For the broader biographical frame, see our article on Mediumship in Switzerland – there Jung stands alongside Paracelsus and the old Alpine healing tradition as the academic bridgehead of the 20th century.
Sources
- C. G. Jung: Zur Psychologie und Pathologie sogenannter occulter Phänomene. Dissertation, University of Basel, 1902 (available online).
- C. G. Jung: Memories, Dreams, Reflections. Recorded and edited by Aniela Jaffé, Rascher / Pantheon, 1962 – including the report on the 1898 incidents and the 1916 Sermones episode.
- C. G. Jung: Liber Novus. The Red Book. Edited and with commentary by Sonu Shamdasani, W. W. Norton, 2009.

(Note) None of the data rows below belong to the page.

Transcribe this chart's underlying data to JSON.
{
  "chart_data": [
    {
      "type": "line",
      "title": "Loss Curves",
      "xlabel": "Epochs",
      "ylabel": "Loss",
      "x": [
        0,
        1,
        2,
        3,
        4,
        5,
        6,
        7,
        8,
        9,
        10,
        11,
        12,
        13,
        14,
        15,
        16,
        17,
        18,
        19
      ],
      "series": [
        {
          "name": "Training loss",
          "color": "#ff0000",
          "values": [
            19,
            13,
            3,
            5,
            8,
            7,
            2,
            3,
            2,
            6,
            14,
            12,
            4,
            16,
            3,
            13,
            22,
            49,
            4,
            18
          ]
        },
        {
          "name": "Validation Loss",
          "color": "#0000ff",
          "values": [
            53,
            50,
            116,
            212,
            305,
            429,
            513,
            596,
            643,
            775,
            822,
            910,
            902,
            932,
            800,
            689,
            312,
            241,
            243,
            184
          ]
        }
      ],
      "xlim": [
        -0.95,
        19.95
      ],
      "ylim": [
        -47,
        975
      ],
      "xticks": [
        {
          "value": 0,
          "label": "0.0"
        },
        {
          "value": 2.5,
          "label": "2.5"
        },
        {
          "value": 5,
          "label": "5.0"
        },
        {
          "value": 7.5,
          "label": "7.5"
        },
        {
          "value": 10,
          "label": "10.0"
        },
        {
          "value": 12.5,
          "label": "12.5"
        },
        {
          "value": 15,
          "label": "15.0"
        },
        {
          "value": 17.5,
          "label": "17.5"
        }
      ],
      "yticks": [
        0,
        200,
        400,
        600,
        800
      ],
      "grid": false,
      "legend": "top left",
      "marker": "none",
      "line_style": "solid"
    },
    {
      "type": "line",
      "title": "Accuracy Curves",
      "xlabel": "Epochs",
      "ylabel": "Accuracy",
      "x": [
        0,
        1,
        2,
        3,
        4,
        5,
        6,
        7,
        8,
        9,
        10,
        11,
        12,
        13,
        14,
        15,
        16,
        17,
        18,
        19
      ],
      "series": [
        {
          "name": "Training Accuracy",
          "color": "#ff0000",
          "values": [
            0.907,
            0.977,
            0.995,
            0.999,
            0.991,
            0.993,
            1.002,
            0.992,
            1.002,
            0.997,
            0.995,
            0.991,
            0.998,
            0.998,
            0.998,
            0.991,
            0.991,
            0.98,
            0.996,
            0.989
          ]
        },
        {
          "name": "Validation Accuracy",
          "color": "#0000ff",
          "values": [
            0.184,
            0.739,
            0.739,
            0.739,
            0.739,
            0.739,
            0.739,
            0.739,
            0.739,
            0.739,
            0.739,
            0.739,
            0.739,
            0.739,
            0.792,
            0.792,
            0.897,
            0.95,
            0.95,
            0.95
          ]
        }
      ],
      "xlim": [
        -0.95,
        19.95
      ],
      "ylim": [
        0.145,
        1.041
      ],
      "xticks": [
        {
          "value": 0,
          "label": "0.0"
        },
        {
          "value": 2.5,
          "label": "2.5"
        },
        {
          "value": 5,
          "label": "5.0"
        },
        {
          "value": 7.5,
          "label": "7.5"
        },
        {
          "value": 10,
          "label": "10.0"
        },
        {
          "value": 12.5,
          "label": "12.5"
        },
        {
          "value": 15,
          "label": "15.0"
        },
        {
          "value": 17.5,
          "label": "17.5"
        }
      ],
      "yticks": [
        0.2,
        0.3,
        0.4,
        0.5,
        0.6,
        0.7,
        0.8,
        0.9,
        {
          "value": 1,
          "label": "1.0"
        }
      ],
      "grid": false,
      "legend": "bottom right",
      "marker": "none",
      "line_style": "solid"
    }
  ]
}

- C. G. Jung: Foreword to Stewart Edward White, Uneingeschränktes Universum. Rascher, Zurich 1948 (English original: The Unobstructed Universe, Dutton, New York 1940). Also in: Collected Works, vol. 18.
- Fanny Moser: Spuk: Irrglaube oder Wahrglaube?. With a foreword by C. G. Jung. Gyr-Verlag, Baden bei Zürich 1950.
- Stefanie Zumstein-Preiswerk: C. G. Jungs Medium. Die Geschichte der Helly Preiswerk. Kindler, Munich, 1975.
- Sonu Shamdasani: Jung and the Making of Modern Psychology. The Dream of a Science. Cambridge University Press, 2003.